Frau Reinke came from a family that was rich in love but poor in “earthly treasures”. And she was a proud woman. When she finally did agree to marry me, “we” had to save for the wedding and setting up a home. The wedding is the responsibility of the bride’s family. Well she was one bride who was going to have the wedding she wanted. So each week, I’d hand off a third of my paycheck for the “future”.

(How moonstruck was I? The passbook was in her name since she did all the banking.)

Money was saved. Wedding was paid for. Pattern established.

Fast forward a few years.

We’re living in North Brunswick. She’s been diagnosed with diabetes. And, she wants to work. (Later I’d find out the reasons, but those aren’t germane to this memory.) She goes to work and makes a pretty good sum.

Luckily for the male ego I was making more. Enough to cover all our expenses. So, she gets her own bank account. With the very logical explanation, “What’s mine is mine, and what’s yours is ours.” Smart girl. Who needs a pre-nup?

So, being into finance and the markets, thanks to a preconscious childhood, I offer to help her with “investing”. “No help needed.”

So, she has her passbook, and she’s as happy as a clam.
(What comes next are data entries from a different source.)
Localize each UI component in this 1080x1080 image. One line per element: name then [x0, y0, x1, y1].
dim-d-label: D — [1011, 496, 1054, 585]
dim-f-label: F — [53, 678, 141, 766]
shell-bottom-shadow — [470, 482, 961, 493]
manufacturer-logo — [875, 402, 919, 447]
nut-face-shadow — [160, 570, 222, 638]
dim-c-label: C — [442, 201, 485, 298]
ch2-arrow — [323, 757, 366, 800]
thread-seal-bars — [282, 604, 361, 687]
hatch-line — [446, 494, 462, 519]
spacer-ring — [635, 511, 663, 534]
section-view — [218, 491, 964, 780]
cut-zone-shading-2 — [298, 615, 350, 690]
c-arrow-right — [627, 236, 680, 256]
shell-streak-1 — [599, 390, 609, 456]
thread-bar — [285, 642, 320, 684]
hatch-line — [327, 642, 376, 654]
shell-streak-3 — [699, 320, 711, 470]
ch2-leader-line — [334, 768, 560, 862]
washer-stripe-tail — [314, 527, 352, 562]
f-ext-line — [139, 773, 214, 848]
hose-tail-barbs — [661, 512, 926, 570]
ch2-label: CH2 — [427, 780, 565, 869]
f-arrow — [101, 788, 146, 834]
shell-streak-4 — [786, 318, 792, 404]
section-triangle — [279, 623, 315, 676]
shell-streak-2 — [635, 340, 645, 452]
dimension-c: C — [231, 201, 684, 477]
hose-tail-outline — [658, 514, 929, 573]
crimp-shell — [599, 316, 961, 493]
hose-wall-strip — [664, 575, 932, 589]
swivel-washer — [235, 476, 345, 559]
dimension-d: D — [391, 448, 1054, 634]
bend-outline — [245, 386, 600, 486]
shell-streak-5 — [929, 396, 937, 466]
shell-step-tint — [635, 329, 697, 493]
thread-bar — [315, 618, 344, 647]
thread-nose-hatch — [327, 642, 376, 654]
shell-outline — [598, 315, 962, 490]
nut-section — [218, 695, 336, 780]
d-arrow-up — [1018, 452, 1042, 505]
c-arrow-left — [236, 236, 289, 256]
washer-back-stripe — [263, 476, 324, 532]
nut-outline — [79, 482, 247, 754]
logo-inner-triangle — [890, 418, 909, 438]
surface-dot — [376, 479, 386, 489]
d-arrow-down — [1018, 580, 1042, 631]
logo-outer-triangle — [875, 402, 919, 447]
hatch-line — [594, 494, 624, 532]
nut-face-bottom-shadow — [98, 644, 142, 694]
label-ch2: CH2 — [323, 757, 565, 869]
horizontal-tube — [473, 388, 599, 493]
Each year when I did the taxes, I’d remind her that she could be earning more on her money. “No help needed.”

So, finally I get smart. I say: “I should have some money in my name”. She agrees. So I guesstimate how much she has in her passbook. (Not that hard I have her 1099 and can back into the number. Her passbook was paying about ½%.) So I put “my money” in a Dreyfus Tax Free Money Market Fund. (I think it was paying 8 and change at the time.) And, wait until next tax time.

The accountant does the taxes. We get them on a Saturday morning. I sign them without looking and give them to her. She signs them and looks them over. With some venom about “not checking”. I shrug and go to do my homework for my Comp Sci.

(Her 1099 and my “Dreyfus information statement” are attached to the forms. Her money is taxed; mine ain’t. My money is earning about 16 times what her’s is.)

You’d have sworn a cat was run over. She literally screamed. I actually thought something was wrong. It was just a realization taking place. Education hurts.

With the iciest stare I’ve ever seen, she states: “Why are you getting so much interest and I’m getting so little? Did you take more money than I have?”

It was funny.

I patiently explained that the Bank was having their way with her money. (I may have used a more graphic common verb which might be acceptable between married folk.) And, that passbooks were for children and little old ladies who didn’t know any better.

(OK, maybe that was a little harsh!)

Needless to say Our Girl was no fool. Monday at lunch time, she has her passbook converted to a statement savings account. By Wednesday, she has a Vangard Money Market account. And, by Friday, she is making non-tax deferred contributions to her Principal 401k at work.

And, the rest was history.

No more passbooks for her.

And, she never credited me with giving her any help.


The moral of the story is never try to help a headstrong smart Irish woman; just create a learning opportunity and stand aside.

Even today, I can hear that scream in my mind’s ear.